再将 embedded_images 添加终止符与文本描述,即 起始符(1) + embedded_images(8) + prompt_embeds(729) = 738:

prompt = tokenizer.encode(VLM_PROMPT, return_tensors='pt')
prompt_embeds = text_model.model.embed_tokens(prompt.to(rank)).to(dtype=torch.bfloat16)
embedded_bos = text_model.model.embed_tokens(torch.tensor([[tokenizer.bos_token_id]], device=rank, dtype=torch.int64)).to(dtype=torch.bfloat16)
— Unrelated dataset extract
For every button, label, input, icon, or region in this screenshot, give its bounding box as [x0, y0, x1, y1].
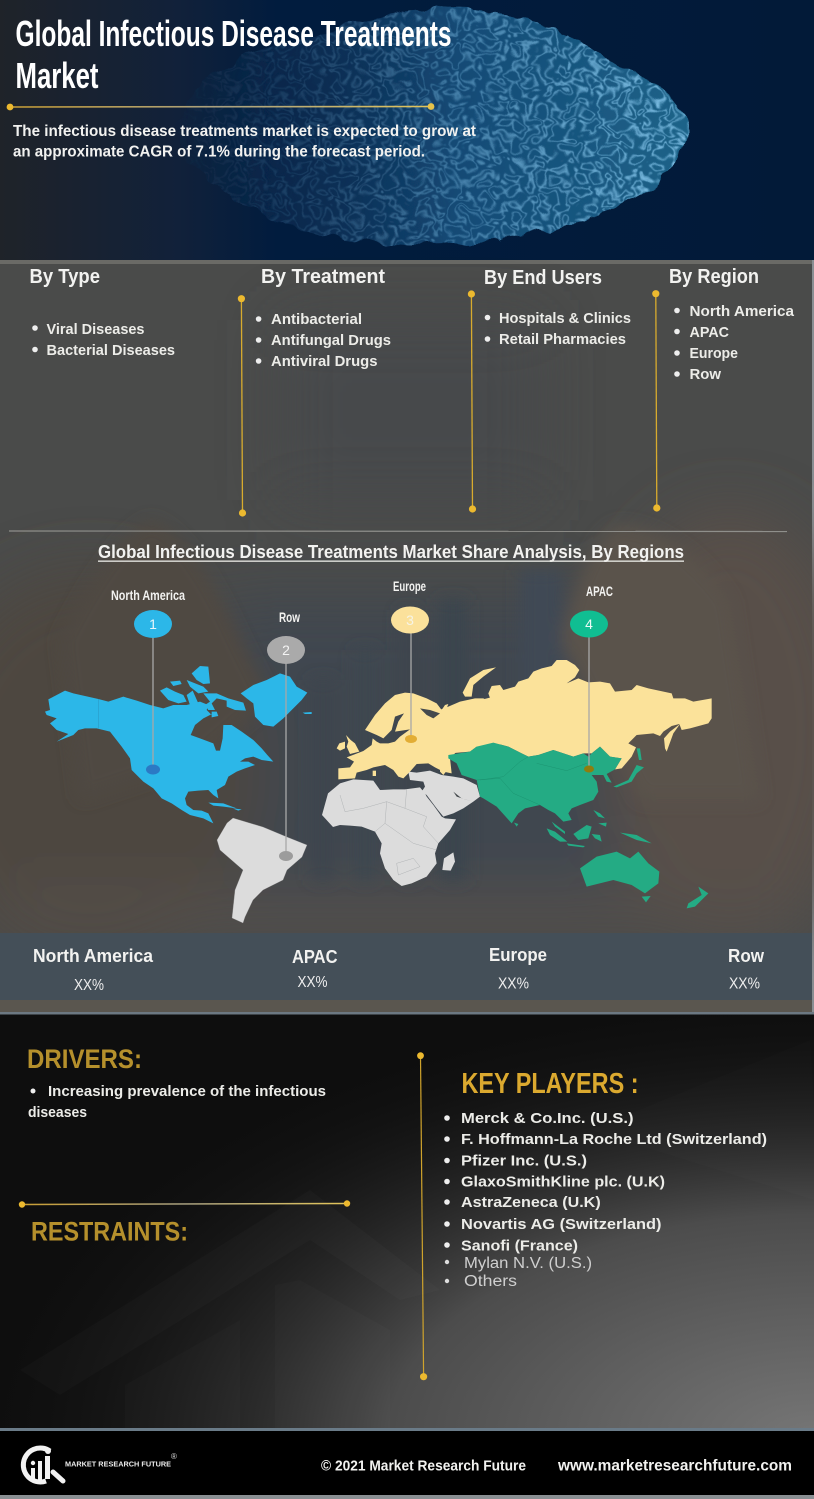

inputs_embeds = torch.cat([
    embedded_bos.expand(embedded_images.shape[0], -1, -1),
    embedded_images,
    prompt_embeds.expand(embedded_images.shape[0], -1, -1),
], dim=1).to(dtype=torch.bfloat16)
print(f"[CL] inputs_embeds.shape: {inputs_embeds.shape}")

input_ids = torch.cat([
    torch.tensor([[tokenizer.bos_token_id]], dtype=torch.long).expand(embedded_images.shape[0], -1),
    torch.zeros((embedded_images.shape[0], embedded_images.shape[1]), dtype=torch.long),
    prompt.expand(embedded_images.shape[0], -1),
], dim=1).to(rank)
print(f"[CL] input_ids.shape: {input_ids.shape}")

输出:

[CL] inputs_embeds.shape: torch.Size([1, 738, 4096])
[CL] input_ids.shape: torch.Size([1, 738])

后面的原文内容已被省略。